Autor: Tuty (Page 27 of 154)

Vinhos com altas pontuações valem a pena?

Na recente viagem a Mendoza, foi possível constatar alguns fatos sobre a relação do consumidor brasileiro com o vinho.

Em linhas gerais, a nossa cultura sobre esta bebida ainda é incipiente, salvo em algumas regiões onde o vinho sempre foi parte do dia a dia. São poucos os cursos de formação de Enófilos, os mais comuns formam Sommeliers.

A mídia especializada ainda é pouca, duas publicações são marcantes, as revistas Adega e Gula. Há um bom guia de vinhos sul-americanos, o Descorchados e outro só dos nacionais, publicado pela Adega. O resto são colunistas nos principais jornais, uns bons e outros nem tanto.

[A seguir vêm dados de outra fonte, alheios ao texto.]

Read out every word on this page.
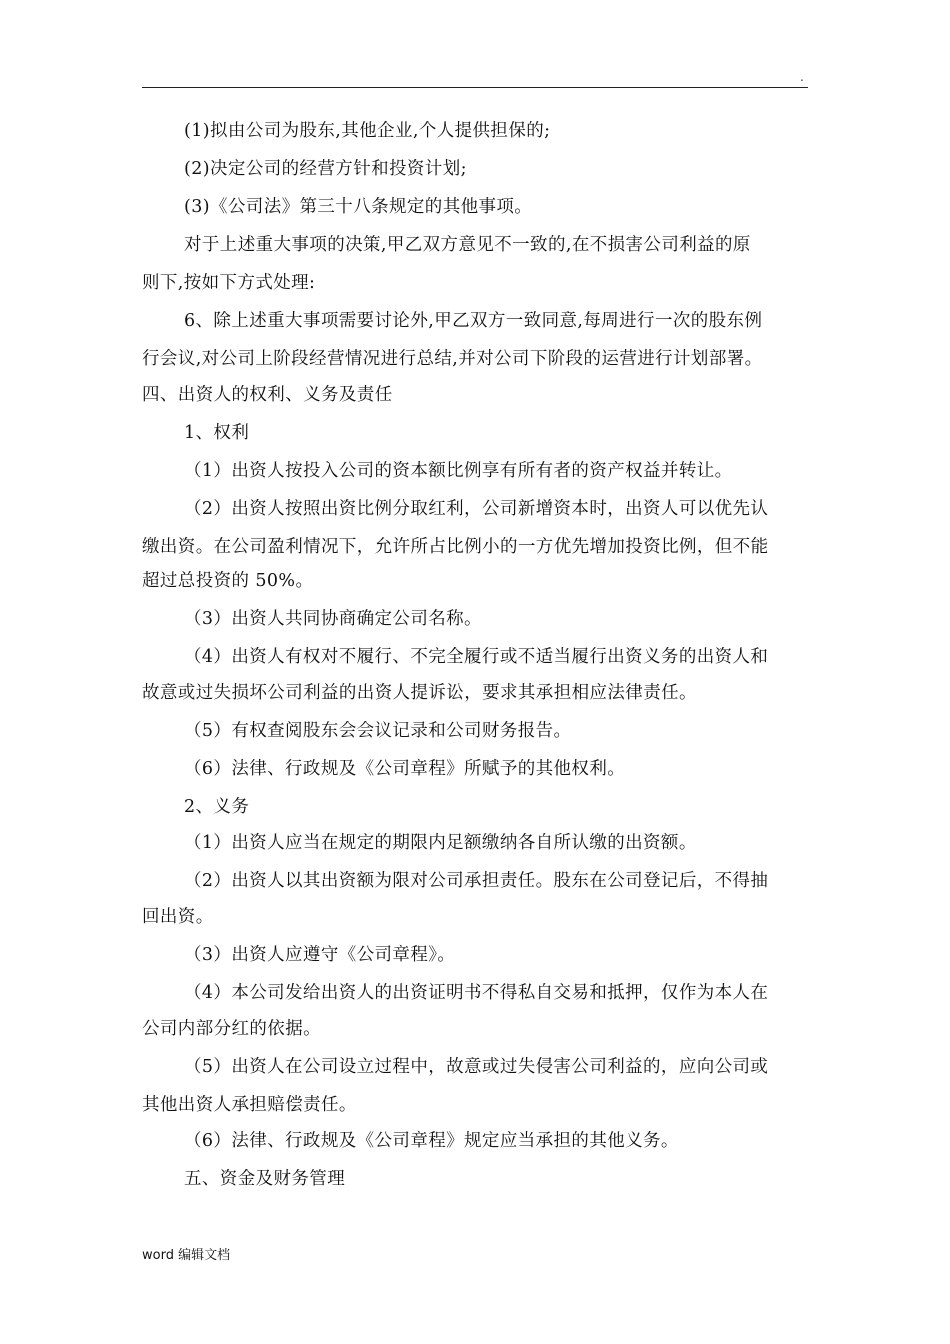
.
(1)拟由公司为股东,其他企业,个人提供担保的;
(2)决定公司的经营方针和投资计划;
(3)《公司法》第三十八条规定的其他事项。
对于上述重大事项的决策,甲乙双方意见不一致的,在不损害公司利益的原
则下,按如下方式处理:
6、除上述重大事项需要讨论外,甲乙双方一致同意,每周进行一次的股东例
行会议,对公司上阶段经营情况进行总结,并对公司下阶段的运营进行计划部署。
四、出资人的权利、义务及责任
1、权利
（1）出资人按投入公司的资本额比例享有所有者的资产权益并转让。
（2）出资人按照出资比例分取红利，公司新增资本时，出资人可以优先认
缴出资。在公司盈利情况下，允许所占比例小的一方优先增加投资比例，但不能
超过总投资的 50%。
（3）出资人共同协商确定公司名称。
（4）出资人有权对不履行、不完全履行或不适当履行出资义务的出资人和
故意或过失损坏公司利益的出资人提诉讼，要求其承担相应法律责任。
（5）有权查阅股东会会议记录和公司财务报告。
（6）法律、行政规及《公司章程》所赋予的其他权利。
2、义务
（1）出资人应当在规定的期限内足额缴纳各自所认缴的出资额。
（2）出资人以其出资额为限对公司承担责任。股东在公司登记后，不得抽
回出资。
（3）出资人应遵守《公司章程》。
（4）本公司发给出资人的出资证明书不得私自交易和抵押，仅作为本人在
公司内部分红的依据。
（5）出资人在公司设立过程中，故意或过失侵害公司利益的，应向公司或
其他出资人承担赔偿责任。
（6）法律、行政规及《公司章程》规定应当承担的其他义务。
五、资金及财务管理
word 编辑文档
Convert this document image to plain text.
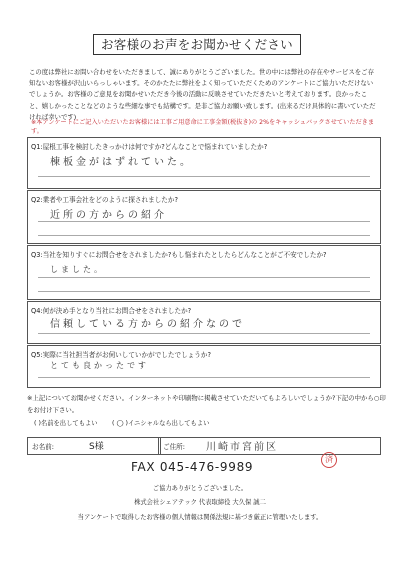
お客様のお声をお聞かせください
この度は弊社にお問い合わせをいただきまして、誠にありがとうございました。世の中には弊社の存在やサービスをご存知ないお客様が沢山いらっしゃいます。そのかたたに弊社をよく知っていただくためのアンケートにご協力いただけないでしょうか。お客様のご意見をお聞かせいただき今後の活動に反映させていただきたいと考えております。良かったこと、嬉しかったことなどのような些細な事でも結構です。是非ご協力お願い致します。(出来るだけ具体的に書いていただければ幸いです)
※本アンケートにご記入いただいたお客様には工事ご用意命に工事金額(税抜き)の 2%をキャッシュバックさせていただきます。
Q1:屋根工事を検討したきっかけは何ですか?どんなことで悩まれていましたか?
棟板金がはずれていた。
Q2:業者や工事会社をどのように探されましたか?
近所の方からの紹介
Q3:当社を知りすぐにお問合せをされましたか?もし悩まれたとしたらどんなことがご不安でしたか?
しました。
Q4:何が決め手となり当社にお問合せをされましたか?
信頼している方からの紹介なので
Q5:実際に当社担当者がお伺いしていかがでしたでしょうか?
とても良かったです
※上記についてお聞かせください。インターネットや印刷物に掲載させていただいてもよろしいでしょうか?下記の中から○印をお付け下さい。
( )名前を出してもよい ( ◯ )イニシャルなら出してもよい
お名前:	S様	ご住所: 川崎市宮前区
FAX 045-476-9989
済
ご協力ありがとうございました。
株式会社シェアテック 代表取締役 大久保 誠二
当アンケートで取得したお客様の個人情報は関係法規に基づき厳正に管理いたします。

Nas redes, há de tudo. É tanta informação ou desinformação que fica difícil separar o joio do trigo.

Um mecanismo bastante popular é se orientar pelas pontuações atribuídas, aos vinhos, por diferentes críticos. Esta peculiaridade ficou bastante evidente na viagem citada. Todas as vinícolas que eram constantemente premiadas estavam com suas agendas lotadas e os visitantes em busca daquele que seria o seu melhor vinho, nem sempre disponível para degustações.

São poucas garrafas e muito caras…

Já as vinícolas de pequeno porte, com vinhos requintadíssimos e difíceis de serem adquiridos nas lojas, estavam vazias, principalmente por serem quase desconhecidas do público em geral.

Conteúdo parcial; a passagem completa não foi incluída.